If you are a contractor in the residential home renovation business and you’ve been a little down on your luck, then you need to consider this. In March, the Commerce Department said new-home sales had fallen 1.6% in February 2012 to a seasonally adjusted annual rate of 313,000 homes, representing a drop for the second straight month in a row. But at around the same time of the Department’s announcement, the Kitchen Cabinet Manufacturers Association stated that cabinet sales for February 2012 increased +5.7 percent compared to sales for February 2011. Why? It seems the reality of a depressed housing market, underwater mortgages and less spending capital has many homeowners looking at home renovation as an affordable option to selling and buying.

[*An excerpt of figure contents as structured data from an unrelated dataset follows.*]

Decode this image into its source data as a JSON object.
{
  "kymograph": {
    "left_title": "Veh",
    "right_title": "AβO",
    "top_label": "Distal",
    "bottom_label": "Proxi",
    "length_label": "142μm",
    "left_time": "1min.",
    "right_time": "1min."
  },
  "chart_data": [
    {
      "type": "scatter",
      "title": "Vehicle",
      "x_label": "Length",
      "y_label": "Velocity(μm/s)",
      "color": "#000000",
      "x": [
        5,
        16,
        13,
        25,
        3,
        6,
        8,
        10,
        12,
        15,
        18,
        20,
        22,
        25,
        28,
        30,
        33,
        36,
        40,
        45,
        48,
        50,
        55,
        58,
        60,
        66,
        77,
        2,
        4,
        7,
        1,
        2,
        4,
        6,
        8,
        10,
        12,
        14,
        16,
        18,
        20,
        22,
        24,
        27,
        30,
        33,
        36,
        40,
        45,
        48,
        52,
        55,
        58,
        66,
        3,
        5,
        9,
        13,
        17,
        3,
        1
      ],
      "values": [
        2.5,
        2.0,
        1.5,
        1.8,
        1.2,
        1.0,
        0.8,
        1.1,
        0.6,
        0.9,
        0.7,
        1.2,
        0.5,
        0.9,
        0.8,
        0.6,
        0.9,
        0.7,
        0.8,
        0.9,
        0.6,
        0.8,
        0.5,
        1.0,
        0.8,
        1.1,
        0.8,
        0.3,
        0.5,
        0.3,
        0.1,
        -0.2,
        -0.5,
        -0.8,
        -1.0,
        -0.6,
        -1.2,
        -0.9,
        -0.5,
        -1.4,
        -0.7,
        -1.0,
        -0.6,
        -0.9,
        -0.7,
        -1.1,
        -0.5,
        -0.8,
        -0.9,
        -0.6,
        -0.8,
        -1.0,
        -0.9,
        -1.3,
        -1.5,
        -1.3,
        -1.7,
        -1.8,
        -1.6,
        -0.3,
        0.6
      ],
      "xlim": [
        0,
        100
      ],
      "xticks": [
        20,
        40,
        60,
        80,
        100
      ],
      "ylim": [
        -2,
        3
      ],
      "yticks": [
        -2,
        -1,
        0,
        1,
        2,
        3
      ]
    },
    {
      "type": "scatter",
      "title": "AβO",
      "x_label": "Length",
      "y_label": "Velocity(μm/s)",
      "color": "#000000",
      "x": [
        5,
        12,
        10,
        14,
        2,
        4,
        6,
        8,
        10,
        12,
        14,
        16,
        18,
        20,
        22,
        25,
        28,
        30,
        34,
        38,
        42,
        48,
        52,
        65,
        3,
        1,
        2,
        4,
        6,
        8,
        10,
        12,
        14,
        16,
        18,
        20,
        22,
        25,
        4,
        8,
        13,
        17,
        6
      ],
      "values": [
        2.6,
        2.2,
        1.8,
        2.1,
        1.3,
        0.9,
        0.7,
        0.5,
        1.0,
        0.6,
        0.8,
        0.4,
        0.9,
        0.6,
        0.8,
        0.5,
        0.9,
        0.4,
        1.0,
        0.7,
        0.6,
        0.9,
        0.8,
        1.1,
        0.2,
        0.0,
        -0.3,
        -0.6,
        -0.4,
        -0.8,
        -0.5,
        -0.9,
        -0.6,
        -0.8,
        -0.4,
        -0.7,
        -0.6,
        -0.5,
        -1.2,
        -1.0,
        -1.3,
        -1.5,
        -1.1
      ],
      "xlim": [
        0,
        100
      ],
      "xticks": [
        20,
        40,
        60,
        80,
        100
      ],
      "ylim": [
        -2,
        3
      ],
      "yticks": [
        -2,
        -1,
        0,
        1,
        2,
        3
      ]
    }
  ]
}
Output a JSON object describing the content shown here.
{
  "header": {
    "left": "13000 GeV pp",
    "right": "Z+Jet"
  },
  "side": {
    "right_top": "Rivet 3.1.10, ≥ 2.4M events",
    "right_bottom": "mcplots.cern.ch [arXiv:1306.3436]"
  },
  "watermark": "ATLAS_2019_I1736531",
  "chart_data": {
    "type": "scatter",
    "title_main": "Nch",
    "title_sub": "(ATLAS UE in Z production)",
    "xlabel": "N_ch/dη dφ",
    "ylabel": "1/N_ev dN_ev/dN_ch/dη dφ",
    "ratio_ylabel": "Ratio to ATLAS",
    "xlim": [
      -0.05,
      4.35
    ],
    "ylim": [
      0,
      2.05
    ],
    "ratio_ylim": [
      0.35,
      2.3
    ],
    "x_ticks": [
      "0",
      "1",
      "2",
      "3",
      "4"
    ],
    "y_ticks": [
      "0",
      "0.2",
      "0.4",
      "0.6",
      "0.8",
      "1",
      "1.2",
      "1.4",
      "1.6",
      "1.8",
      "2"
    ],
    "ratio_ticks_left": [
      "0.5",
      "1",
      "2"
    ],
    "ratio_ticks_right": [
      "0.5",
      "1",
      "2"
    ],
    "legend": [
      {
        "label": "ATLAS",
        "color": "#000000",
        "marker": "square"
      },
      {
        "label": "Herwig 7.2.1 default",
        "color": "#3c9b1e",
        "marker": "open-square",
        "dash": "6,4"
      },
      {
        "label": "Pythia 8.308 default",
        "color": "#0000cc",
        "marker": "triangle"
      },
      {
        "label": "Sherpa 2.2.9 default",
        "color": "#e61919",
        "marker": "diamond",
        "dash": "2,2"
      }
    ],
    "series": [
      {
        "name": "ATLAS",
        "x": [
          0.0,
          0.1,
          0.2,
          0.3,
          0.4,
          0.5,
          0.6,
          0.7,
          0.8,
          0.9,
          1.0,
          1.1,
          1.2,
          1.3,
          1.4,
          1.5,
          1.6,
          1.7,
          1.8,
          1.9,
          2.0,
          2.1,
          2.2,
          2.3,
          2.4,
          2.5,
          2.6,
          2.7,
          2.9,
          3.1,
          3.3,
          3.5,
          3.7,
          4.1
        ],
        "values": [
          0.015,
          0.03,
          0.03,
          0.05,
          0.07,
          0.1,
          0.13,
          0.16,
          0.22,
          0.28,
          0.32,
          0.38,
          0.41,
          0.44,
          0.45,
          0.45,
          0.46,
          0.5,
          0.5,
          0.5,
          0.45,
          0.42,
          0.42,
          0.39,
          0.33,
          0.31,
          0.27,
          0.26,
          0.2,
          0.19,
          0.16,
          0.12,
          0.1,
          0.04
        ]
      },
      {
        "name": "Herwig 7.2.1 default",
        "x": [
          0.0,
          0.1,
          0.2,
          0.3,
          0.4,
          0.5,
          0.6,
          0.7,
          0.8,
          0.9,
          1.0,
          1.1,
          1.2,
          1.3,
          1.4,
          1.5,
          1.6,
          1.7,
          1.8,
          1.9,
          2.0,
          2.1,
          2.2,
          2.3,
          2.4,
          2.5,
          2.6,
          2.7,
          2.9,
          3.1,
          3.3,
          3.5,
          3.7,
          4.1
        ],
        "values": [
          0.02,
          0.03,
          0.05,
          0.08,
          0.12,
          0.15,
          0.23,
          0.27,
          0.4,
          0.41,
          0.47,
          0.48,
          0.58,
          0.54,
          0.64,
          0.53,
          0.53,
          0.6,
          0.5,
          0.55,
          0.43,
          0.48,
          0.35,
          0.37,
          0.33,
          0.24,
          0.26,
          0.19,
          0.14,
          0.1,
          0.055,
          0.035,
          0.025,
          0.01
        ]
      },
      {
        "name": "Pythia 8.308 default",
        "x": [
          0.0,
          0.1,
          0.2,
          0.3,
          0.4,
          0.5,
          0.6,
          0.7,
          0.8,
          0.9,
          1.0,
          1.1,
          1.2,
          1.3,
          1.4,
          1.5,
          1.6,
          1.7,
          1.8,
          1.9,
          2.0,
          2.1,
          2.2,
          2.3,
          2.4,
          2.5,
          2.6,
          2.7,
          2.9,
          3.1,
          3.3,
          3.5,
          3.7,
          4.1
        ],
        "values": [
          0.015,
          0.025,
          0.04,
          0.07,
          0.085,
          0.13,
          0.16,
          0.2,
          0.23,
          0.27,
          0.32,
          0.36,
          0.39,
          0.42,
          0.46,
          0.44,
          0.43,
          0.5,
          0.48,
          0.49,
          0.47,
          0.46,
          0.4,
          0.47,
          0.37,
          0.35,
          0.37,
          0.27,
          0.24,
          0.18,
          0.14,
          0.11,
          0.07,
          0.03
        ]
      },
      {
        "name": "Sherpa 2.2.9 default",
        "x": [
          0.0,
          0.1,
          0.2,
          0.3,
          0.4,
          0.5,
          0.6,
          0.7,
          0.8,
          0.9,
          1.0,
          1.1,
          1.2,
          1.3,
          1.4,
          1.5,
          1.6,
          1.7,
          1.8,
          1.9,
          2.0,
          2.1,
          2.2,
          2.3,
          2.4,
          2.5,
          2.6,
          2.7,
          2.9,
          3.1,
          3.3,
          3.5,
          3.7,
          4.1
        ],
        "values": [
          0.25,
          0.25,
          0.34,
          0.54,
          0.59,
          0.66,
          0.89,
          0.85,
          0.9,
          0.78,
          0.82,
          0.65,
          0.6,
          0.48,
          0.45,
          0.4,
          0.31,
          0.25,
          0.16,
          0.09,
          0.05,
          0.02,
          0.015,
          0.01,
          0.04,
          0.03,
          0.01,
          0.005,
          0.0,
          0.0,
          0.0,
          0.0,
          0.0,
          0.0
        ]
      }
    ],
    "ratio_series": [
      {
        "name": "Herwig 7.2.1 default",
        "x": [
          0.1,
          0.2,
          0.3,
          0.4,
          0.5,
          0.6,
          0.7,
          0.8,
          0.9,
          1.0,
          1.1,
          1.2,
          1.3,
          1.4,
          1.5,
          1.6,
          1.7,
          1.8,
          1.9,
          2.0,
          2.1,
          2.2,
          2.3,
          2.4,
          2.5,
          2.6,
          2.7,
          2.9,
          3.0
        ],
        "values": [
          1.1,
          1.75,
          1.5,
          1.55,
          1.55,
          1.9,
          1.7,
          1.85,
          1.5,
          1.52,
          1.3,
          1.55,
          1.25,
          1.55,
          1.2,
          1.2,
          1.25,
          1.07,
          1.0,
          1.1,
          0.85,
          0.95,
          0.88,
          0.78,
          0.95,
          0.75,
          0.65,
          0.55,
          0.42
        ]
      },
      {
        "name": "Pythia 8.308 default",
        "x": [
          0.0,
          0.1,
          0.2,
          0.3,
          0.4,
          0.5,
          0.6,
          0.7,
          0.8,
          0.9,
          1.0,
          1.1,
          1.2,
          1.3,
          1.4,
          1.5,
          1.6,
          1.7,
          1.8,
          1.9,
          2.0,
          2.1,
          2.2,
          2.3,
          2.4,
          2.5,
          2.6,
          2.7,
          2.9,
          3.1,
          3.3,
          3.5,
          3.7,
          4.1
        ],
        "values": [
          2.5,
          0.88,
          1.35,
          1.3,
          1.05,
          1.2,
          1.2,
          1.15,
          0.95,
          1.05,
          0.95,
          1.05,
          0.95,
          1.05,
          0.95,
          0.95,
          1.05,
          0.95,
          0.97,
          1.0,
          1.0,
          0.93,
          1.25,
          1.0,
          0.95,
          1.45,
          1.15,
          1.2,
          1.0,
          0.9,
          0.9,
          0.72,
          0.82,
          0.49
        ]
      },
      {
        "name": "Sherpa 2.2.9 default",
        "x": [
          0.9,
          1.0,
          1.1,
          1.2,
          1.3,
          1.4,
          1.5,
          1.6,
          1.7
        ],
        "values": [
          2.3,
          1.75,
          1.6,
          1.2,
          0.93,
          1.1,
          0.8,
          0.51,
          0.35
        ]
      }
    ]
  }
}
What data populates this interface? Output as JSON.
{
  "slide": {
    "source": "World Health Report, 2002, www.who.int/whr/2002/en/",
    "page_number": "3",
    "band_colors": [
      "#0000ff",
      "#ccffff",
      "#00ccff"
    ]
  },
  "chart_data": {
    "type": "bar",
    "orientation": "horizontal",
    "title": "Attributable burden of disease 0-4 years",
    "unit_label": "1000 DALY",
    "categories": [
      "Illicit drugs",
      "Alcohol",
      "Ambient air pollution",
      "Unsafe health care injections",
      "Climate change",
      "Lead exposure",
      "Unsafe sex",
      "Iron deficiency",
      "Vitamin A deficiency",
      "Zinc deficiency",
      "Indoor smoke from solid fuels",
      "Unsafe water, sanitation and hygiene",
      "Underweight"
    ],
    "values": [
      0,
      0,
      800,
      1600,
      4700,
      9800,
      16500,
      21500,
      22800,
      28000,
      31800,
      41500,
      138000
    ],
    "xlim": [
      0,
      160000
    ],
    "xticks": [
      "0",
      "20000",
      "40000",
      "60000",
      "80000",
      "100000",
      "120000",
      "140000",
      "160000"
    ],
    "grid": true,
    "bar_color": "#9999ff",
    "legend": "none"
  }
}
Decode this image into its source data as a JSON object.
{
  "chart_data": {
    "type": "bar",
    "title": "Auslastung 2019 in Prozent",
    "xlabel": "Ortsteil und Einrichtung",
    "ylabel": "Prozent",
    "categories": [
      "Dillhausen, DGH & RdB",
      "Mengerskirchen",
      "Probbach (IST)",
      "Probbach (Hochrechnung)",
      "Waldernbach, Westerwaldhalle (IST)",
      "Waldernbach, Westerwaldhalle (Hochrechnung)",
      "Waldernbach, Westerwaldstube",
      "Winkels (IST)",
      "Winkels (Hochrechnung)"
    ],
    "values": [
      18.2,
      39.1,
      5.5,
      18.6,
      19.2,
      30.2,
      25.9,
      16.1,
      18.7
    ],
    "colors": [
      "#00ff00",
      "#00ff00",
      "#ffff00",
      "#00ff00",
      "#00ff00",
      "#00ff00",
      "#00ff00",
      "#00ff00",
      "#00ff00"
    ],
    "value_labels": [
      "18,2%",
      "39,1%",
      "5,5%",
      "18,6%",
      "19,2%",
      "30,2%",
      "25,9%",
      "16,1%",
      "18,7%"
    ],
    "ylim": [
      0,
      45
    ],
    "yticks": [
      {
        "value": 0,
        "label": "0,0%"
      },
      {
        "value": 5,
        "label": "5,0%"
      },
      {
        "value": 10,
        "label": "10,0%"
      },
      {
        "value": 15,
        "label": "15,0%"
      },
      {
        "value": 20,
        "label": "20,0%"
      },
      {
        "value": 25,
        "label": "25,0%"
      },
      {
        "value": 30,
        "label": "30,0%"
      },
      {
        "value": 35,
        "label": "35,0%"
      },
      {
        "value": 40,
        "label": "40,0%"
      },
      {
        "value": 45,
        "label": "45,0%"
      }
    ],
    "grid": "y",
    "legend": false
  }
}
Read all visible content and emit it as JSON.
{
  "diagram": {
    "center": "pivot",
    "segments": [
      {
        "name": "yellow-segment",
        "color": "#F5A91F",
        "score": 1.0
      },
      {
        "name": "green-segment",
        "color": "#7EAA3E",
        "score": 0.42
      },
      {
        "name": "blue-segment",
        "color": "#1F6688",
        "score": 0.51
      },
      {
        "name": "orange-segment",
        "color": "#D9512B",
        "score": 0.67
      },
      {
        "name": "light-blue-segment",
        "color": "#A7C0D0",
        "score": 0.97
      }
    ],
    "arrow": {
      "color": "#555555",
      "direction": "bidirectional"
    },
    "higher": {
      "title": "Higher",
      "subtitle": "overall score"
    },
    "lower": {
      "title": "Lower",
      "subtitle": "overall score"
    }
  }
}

But it is a different world in 2012 and a strong buyers market is giving consumers the upper hand. Today’s cut throat home improvement industry has Americans looking for the best possible deal and contractors bidding against myriad estimates. And unfortunately, many of today’s talented home improvement professionals are doing business like it was the turn of the century and failing to adapt to their current environment. Operating Superior Kitchens and More, a wholesale kitchen cabinet business in Miami, I personally know how cut throat home improvement can get. Here are is some general tips based on what customers are saying in America’s toughest market of Miami.
Lowering your own operating costs is essential to compete and survive in today’s market. Homeowners are looking for rock bottom prices on the best quality they can find, and they are willing to see 10 individuals just like you to find what they are looking for. And the truth is so should you. In my business, the term “custom built kitchens” meant big profits in the times leading to the housing crisis. Many of my clients had specialized and flourished in cabinet door manufacturing and custom builds, and although profitable at the time, this kind of operation required significant time and costly overhead expenses. Today, many of those same clients are flocking to high quality Ready-to-Assemble or RTA cabinets, which not only saves them on cost, but a faster turnaround time on each kitchens means more time securing your next project.
It’s important to understand that today your average consumer is finding contractors one of 2 ways. Either offline through word-of-mouth or referrals from neighbors, family and friends, or online by throwing a quick question out on Facebook and checking Google reviews. Today, the internet has become a consumer’s best friend, and a good way to check a contractor’s reputation well in advance.
First thing to always keep in mind is that there is no business like referred business. Treat every single customer as you would your top customer, even if it means bending over backwards every once in a while. You will not believe how going that little extra mile to keep your customer happy can quickly turn into your next job or two. For homeowners, getting the right guy or girl for the job is 75% of the battle, and referred is always going to be preferred. There is never a shortage of home improvement nightmares caused by bad contractors, so even if you’re estimate came in a little higher than the next one, the piece of mind from a referral could be worth those few extra bucks.
Second, there is a reason why the internet was invented, so use it. If you are not leveraging the World Wide Web and the powerful tools it has to offer, then you might as well pack your bags and move to Antarctica, because no one is going to find you in this digital age. For the most part, you’re target market, is going to be “Googling” this and “Facebooking” that, a lot. Apply a little time to each day to your online efforts, because if not, you’re losing out on potential new customers, big time! More importantly, you can do a lot of good online advertising and marketing, like social networking, with little to no money.
Bottom line, a little research on emerging consumer demands and 21st century marketing strategies can go a long way.